Credit cards. Look at the interest rates on some of these to realize defaulting on loans is a way of life in banking, more the rule than the exception.

Yet, despite haircuts accepted even by Sovereign Greece, many Dopers Booed “Sanctity of contract. Against market principles.” when in a thread a few months ago another Doper and I argued in favor, at least in principle, of principle reductions for American homeowners. :smack: (A more nuanced scheme I espouse postpones final reckoning, placing many underwater mortgages onto a temporary rental basis.)

Interesting. Now I’m curious what the actual Paul position is.

Schemes would have to be carefully designed to approach fairness. One simple idea to address this issue is:
… Underwater homeowner has one-time option to knock, say, 5-20% off the principle. If you take this path, you forfeit right to the rental/delayed reckoning plan.

As so often, Voyager has the correct answer.

It wasn’t necessary to dump cash on the homeowners. Much good would have been done (and perhaps still should be done) by simply stating terms where foreclosing banks must instead offer an arbitrated rental plan. (The details of such an arbitration, with repurchase clauses, are beyond the scope of this post.)

I discussed this in my blog. The main consideration isn’t who to bail out, but when. When the housing market crashed it wasn’t so much the start to a chain of bad events as the start of a snowball rolling down a hill, getting bigger on the way. The mortgages were bundled in with other investments by the banks, pulling those down as well, and adding to the total amount that had to be bailed out. This made the market go down, hurting a lot of other investments that the banks depended on, adding to the total amount that had to be bailed out and of course wrecking the market.

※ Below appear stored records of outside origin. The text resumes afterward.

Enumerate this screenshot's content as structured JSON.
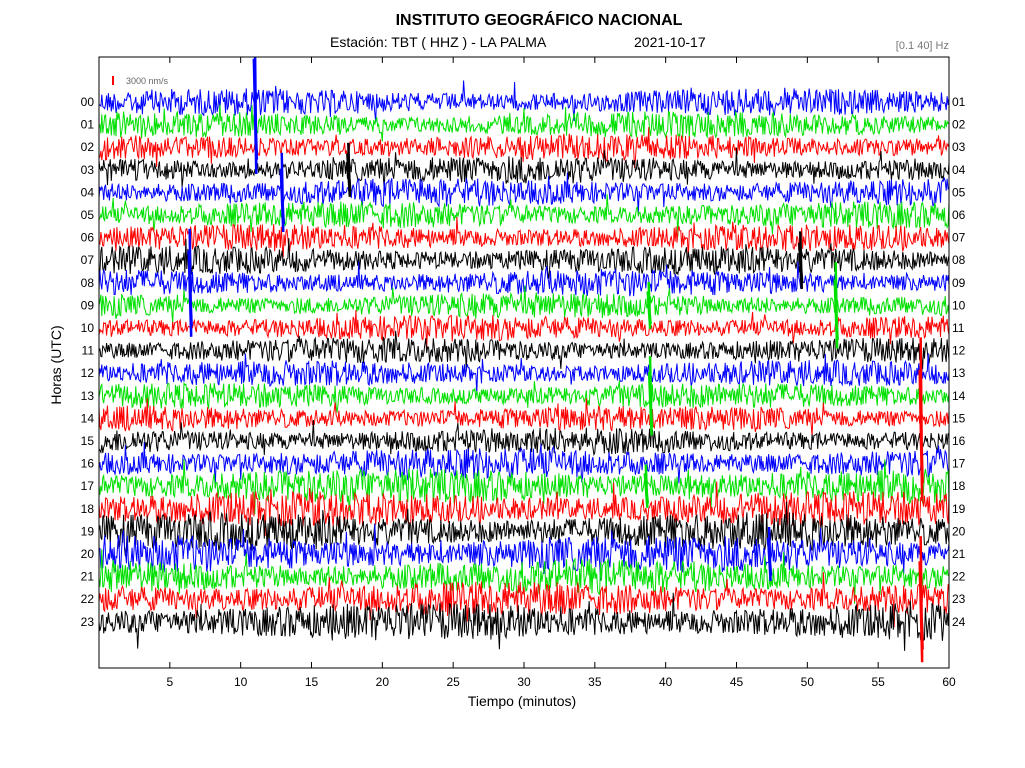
{
  "header": {
    "title": "INSTITUTO GEOGRÁFICO NACIONAL",
    "station": "Estación:  TBT ( HHZ ) - LA PALMA",
    "date": "2021-10-17",
    "filter": "[0.1 40] Hz"
  },
  "chart_data": {
    "type": "line",
    "title": "INSTITUTO GEOGRÁFICO NACIONAL",
    "xlabel": "Tiempo (minutos)",
    "ylabel": "Horas (UTC)",
    "xlim": [
      0,
      60
    ],
    "x_ticks": [
      5,
      10,
      15,
      20,
      25,
      30,
      35,
      40,
      45,
      50,
      55,
      60
    ],
    "left_hours": [
      "00",
      "01",
      "02",
      "03",
      "04",
      "05",
      "06",
      "07",
      "08",
      "09",
      "10",
      "11",
      "12",
      "13",
      "14",
      "15",
      "16",
      "17",
      "18",
      "19",
      "20",
      "21",
      "22",
      "23"
    ],
    "right_hours": [
      "01",
      "02",
      "03",
      "04",
      "05",
      "06",
      "07",
      "08",
      "09",
      "10",
      "11",
      "12",
      "13",
      "14",
      "15",
      "16",
      "17",
      "18",
      "19",
      "20",
      "21",
      "22",
      "23",
      "24"
    ],
    "scale_bar": "3000 nm/s",
    "trace_colors": [
      "#0000ff",
      "#00e000",
      "#ff0000",
      "#000000"
    ],
    "trace_amplitudes": [
      1.0,
      1.0,
      1.0,
      1.05,
      1.05,
      1.0,
      1.0,
      1.05,
      1.0,
      0.95,
      0.95,
      0.95,
      0.95,
      0.95,
      0.95,
      1.0,
      1.15,
      1.3,
      1.3,
      1.4,
      1.4,
      1.3,
      1.3,
      1.4
    ],
    "events": [
      {
        "hour": 0,
        "minute": 11.0,
        "amplitude": 4.0
      },
      {
        "hour": 3,
        "minute": 17.6,
        "amplitude": 1.5
      },
      {
        "hour": 4,
        "minute": 12.9,
        "amplitude": 2.2
      },
      {
        "hour": 7,
        "minute": 49.5,
        "amplitude": 1.6
      },
      {
        "hour": 8,
        "minute": 6.4,
        "amplitude": 3.0
      },
      {
        "hour": 9,
        "minute": 52.0,
        "amplitude": 2.4
      },
      {
        "hour": 9,
        "minute": 38.8,
        "amplitude": 1.3
      },
      {
        "hour": 13,
        "minute": 38.9,
        "amplitude": 2.2
      },
      {
        "hour": 14,
        "minute": 58.0,
        "amplitude": 4.5
      },
      {
        "hour": 17,
        "minute": 38.6,
        "amplitude": 1.2
      },
      {
        "hour": 20,
        "minute": 47.3,
        "amplitude": 1.5
      },
      {
        "hour": 22,
        "minute": 58.0,
        "amplitude": 3.5
      }
    ]
  }
}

The main reason to have bailed out the homeowners would be because that’s the earliest step in the process. And really, all you have to do as far as a bailout goes is to ensure the same default rate as the banks had expected to get. You don’t have to pay for people’s houses, you just need to pay a percentage of the value going against the interest, not even the principal, since it was the moving interest rate that screwed people up. If you pegged them all at the non-moving interest rate that they had started with and “bailed out” any additional interest, then you’re talking a total amount of about $39 billion, based on the numbers I was able to calculate.* That might not be a loan - and thereby get paid back - but it keeps the country from entering a recession.

The important thing, though, would be that the market be assured of such a plan being agreed upon by mid-2007. Any later and things would have started to go downhill regardless.

I would almost wish to subscribe to your newsletter, but what about the homeowner that had the final judgment of foreclosure entered against him the day before this law was proposed/went into effect? The homeowner foreclosed on the year before?

What would stop new risky loans with consumers secure in the belief that the feds would come through again and not let them lose their homes?

Yes. Bailing out homeowners would have indirectly bailed out the mortgage banks anyway. Only they would have had to work for their money.